Gendern im täglichen Sprachgebrauch
Sprache ist ein Konstrukt, das sich im dauerhaften Wandel befindet. Rechtschreibung und Grammatik verändern sich ständig, nicht nur in Social-Media-Kommentarspalten, die wohl nicht gerade das beste Beispiel abgeben. Eindeutschungen vornehmlich englischsprachiger Begriffe und generelle Erweiterungen des Wortschatzes und Sprachgebrauchs gehören zum Alltag. Mittendrin: gendersensible Sprache, ein heiß umstrittenes und viel diskutiertes Konzept. Ist Gendern wirklich eine unnötige Verkompliziert der deutschen Sprache? Von wegen!
Warum wird gegendert?
Im Gegensatz zum Englischen, wo ausschließlich geschlechtsspezifische Pronomen vorkommen, gilt das im Deutschen, wie auch in den romanischen Sprachen, ebenso für Substantive. Somit sprechen wir eine geschlechtsspezifische Sprache, und die ist inhärent männlich. Das sogenannte „generische Maskulinum“ umschreibt eine Gruppe mehrerer Menschen verschiedenen Geschlechts, z. B. „der Leser“. Es sollte somit neutral interpretiert werden, wird allerdings selten so gelesen, wie eine Reihe von Studien zeigen. „Leser“ kann auf grammatikalischer Ebene in verschiedenen Geschlechtern gelesen werden, sogar als Plural. Angesichts etablierter Standards und Wahrnehmungen fällt zunächst die männliche Singularform auf. Ohne zusätzliche Erläuterung lässt sich nämlich nicht sagen, ob weibliche oder diverse Personen Teil besagter Lese(r)gruppe sind.
Wie wird gegendert?
Gendern ist freilich kein neues Thema, die Debatte erstreckt sich bereits über mehrere Jahrzehnte, wenngleich die Bemühungen um gendersensible Sprache in den vergangenen Jahren deutlich zunahm – sehr rudimentär mit den Preferred Pronouns im Englischen und dem Einsatz von They / Them vergleichbar. Generell wird zwischen drei grundlegenden Ansätzen unterschieden:
- Die Beidnennung verwendet die weibliche und männliche Form, also „Leserinnen und Leser“ im oben erwähnten Fall. Hier fehlt allerdings die diverse Variante, komplette sprachliche Inklusion bleibt leider aus.
- Geschlechtsneutrale Formulierungen („Lesende“) erweisen sich in der Regel als elegant, doch funktionieren diese nicht bei allen Begriffen bzw. bedürfen umfassender linguistischer Verrenkungen.

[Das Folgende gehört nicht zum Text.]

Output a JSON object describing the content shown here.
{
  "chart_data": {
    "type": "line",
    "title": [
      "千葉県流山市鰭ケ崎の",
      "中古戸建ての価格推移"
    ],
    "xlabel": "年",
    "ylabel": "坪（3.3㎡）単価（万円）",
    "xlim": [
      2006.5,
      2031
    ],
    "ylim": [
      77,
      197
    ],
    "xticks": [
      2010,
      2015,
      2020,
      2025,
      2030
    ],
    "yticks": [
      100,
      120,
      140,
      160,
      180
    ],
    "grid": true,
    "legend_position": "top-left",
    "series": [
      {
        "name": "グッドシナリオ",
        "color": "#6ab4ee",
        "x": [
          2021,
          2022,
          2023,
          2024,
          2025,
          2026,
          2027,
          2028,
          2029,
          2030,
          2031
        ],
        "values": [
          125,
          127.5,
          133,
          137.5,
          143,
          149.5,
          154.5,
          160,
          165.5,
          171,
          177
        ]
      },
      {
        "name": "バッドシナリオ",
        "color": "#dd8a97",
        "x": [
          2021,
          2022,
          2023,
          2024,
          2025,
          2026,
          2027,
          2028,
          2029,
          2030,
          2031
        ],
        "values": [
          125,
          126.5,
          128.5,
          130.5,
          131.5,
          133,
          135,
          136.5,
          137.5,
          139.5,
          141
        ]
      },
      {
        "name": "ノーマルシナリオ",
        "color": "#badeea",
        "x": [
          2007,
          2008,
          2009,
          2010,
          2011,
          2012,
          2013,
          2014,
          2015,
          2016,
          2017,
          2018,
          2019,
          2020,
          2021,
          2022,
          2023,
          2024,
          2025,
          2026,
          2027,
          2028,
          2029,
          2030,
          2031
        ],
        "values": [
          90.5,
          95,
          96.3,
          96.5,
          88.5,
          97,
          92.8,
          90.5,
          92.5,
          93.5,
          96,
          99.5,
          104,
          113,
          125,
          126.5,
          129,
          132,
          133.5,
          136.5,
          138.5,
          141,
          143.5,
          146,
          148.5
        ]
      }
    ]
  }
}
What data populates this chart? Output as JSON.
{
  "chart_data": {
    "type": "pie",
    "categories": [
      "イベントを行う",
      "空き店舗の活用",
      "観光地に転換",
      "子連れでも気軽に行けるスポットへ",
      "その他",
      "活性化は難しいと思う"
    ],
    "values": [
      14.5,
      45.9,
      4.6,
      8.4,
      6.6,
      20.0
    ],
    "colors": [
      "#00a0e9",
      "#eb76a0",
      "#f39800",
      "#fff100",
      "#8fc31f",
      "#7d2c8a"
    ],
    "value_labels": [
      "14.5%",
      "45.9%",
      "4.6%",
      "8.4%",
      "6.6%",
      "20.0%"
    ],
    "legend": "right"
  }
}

- Das sogenannte Genderzeichen nimmt aktuell Fahrt auf. Dies kann ein Sternchen, Doppelpunkt, Unterstrich oder das bereits bekannte große I sein. Heißt also:
- Leser*innen
- Leser:innen
- Leser_innen
- LeserInnen
Realität und Repräsentation
Die Debatte um Gendern im Sprachgebrauch als aufgeladen zu bezeichnen, wäre wohl stark untertrieben. Argumente gibt es wie Sand am Meer:
- Ja, natürlich gibt es größere Probleme, aber wie sollen diese jemals bewältigt werden, wenn es nicht einmal mit solch einer vermeintlichen Kleinigkeit klappt?
- Klar bringt Gendern anfangs aufwendige, komplizierte Veränderungen mit sich. Der Mensch ist ein Gewohnheitstier – und an gendersensible Sprache gewöhnt man sich.
- Selbstverständlich sind Genderzeichen nicht unbedingt grammatikalisch, allerdings lassen sich Rechtschreibung und Grammatik verändern. Wenn schon englische Lehnwörter eingedeutscht und vom Neutralen in Gendervarianten transferiert werden können, dann sollte die Hinzunahme von Zeichen kein Problem darstellen.
- Nicht männliche Personen sind durch das generische Maskulinum nicht automatisch mitgemeint, wie bereits erläutert. Diese Argumentation macht es sich zu einfach.
Gendersensible Sprache schafft Repräsentation und spiegelt die Realität wider. In Österreich ist der Anteil der Frauen an der Gesamtbevölkerung beispielsweise höher (divers nicht erfasst), also warum gibt es hierzulande kein generisches Femininum? Sprache fördert Inklusion und stemmt sich gegen Diskriminierung. Lernen Kinder heute schon entsprechende geschlechtergerechte Sprache, können Barrieren fallen oder gar nicht erst entstehen. Repräsentation in Film und Fernsehen bringt ähnlich lähmende Debatten mit sich. Wenn sich die Gesellschaft ändert, kann Sprache problemlos mitmachen. Letztlich sollte die Sprachverwendung wichtiger als das Sprachsystem an sich sein.